Last Updated on February 7, 2020
May 11, 2018 – Quebec was the biggest mover in an otherwise stable set of Canada jobs figures in the latest Statistics Canada Labour Force Survey for April.
The French-speaking province saw unemployment fall to 5.4 per cent, enough to leave it second behind British Columbia for the lowest provincial unemployment.
Canada wide, unemployment remained unchanged at 5.8 per cent at the end of April, with the number employed effectively holding steady across the course of the month.
The monthly figures mean that over the last year, employment has grown by 278,000 jobs, or 1.5 per cent. The gains were entirely in full-time jobs.
Among the core-age population (25 to 54), employment rose by 29,000 in April, spearheaded by women who added 20,000 jobs, all in full-time work. Over the year, core-aged men have added 70,000 jobs, and women 57,000.
Meanwhile, young people aged 15 to 24 saw an employment drop of 23,000 in April, all in part-time work. The unemployment rate was little changed at 11.1 per cent.
Over the course of the month, employment for those aged 55 and over was little changed, consolidating growth on the year of 149,000, or 3.9 per cent. This outpaced the age-group’s population growth of 2.9 per cent.
Canada Jobs Snapshot End April
|Unemployment rate (%)||5.8|
|Employment rate (%)||61.6|
|Labour force participation rate (%)||65.4|
|Youth (15-24) unemployment rate (%)||11.1|
|Men (over 25) unemployment rate (%)||5.3|
|Women (over 25) unemployment rate (%)||4.6|
Source: Statistics Canada
Provincial Canada Jobs Picture
Quebec’s latest unemployment fall came despite employment remaining little changed.

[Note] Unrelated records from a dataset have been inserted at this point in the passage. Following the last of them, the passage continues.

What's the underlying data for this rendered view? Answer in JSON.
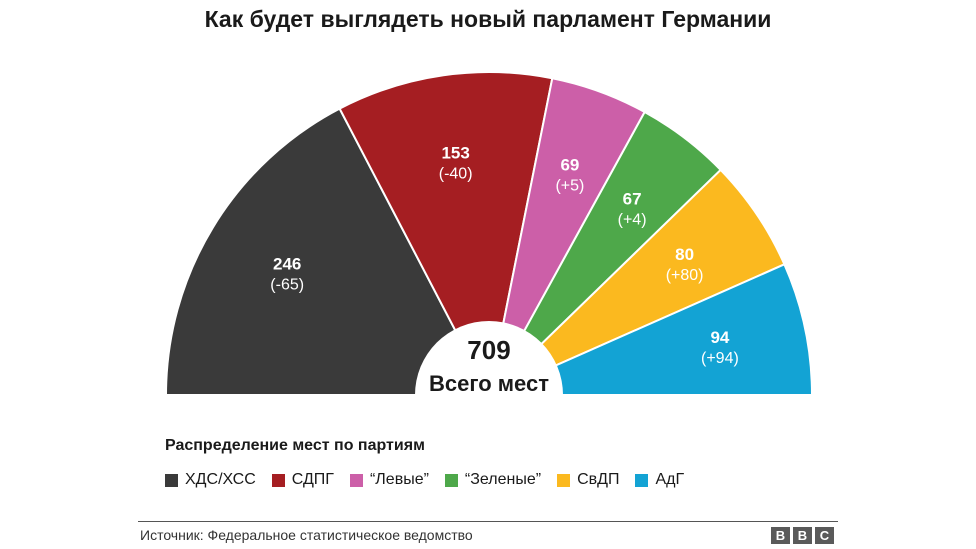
{
  "chart_data": {
    "type": "pie",
    "subtype": "semicircle",
    "title": "Как будет выглядеть новый парламент Германии",
    "total": {
      "value": "709",
      "label": "Всего мест"
    },
    "slices": [
      {
        "value": 246,
        "value_label": "246",
        "change": "(-65)",
        "color": "#3a3a3a",
        "party": "ХДС/ХСС"
      },
      {
        "value": 153,
        "value_label": "153",
        "change": "(-40)",
        "color": "#a51e22",
        "party": "СДПГ"
      },
      {
        "value": 69,
        "value_label": "69",
        "change": "(+5)",
        "color": "#cc5fa8",
        "party": "“Левые”"
      },
      {
        "value": 67,
        "value_label": "67",
        "change": "(+4)",
        "color": "#4ea84a",
        "party": "“Зеленые”"
      },
      {
        "value": 80,
        "value_label": "80",
        "change": "(+80)",
        "color": "#fbb91f",
        "party": "СвДП"
      },
      {
        "value": 94,
        "value_label": "94",
        "change": "(+94)",
        "color": "#13a3d4",
        "party": "АдГ"
      }
    ],
    "legend_title": "Распределение мест по партиям",
    "legend_position": "bottom"
  },
  "source": "Источник: Федеральное статистическое ведомство",
  "logo": [
    "B",
    "B",
    "C"
  ]
}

There are now 73,000 more people working in the province than 12 months earlier, with unemployment dropping a full percentage point to 5.4 per cent.
Manitoba saw 4,100 more people in work in April, with an unemployment rate of 6.1 per cent and year-on-year employment growth of 5,900.
Nova Scotia’s unemployment rate fell 0.7 percentage points to 6.7 per cent, as the Atlantic province added 2,700 jobs in April. The unemployment rate in the province is now its lowest since 1976, with employment up 8,000 in the last year.
Despite an increased unemployment rate of 0.3 percentage points, British Columbia remains the province with the lowest rate of 5.0 per cent.
Jobs Data in the Provinces
|Jobs change April||Unemployment rate (%)|
|1) British Columbia||2,900||5.0|
|6=) Nova Scotia||2,700||6.7|
|8) New Brunswick||1,100||8.0|
|9) Prince Edward Island||-200||11.2|
|10) Newfoundland & Labrador||-600||14.5|
Source: Statistics Canada
Canada Jobs Picture By Industry
Looking at the jobs data by industry, professional, scientific and technical services was the major mover with 21,000 jobs added. Over the last year, the sector has now added 34,000 jobs.
Accommodation and food services saw an increase of 17,000 jobs, for year-on-year gains of 44,000.
The public and private sectors saw little change over the course of the month, while both have posted jobs increases on the year, of 75,000 and 146,000 respectively. Self-employment has also risen, 58,000 or 2.1 per cent, over the last year.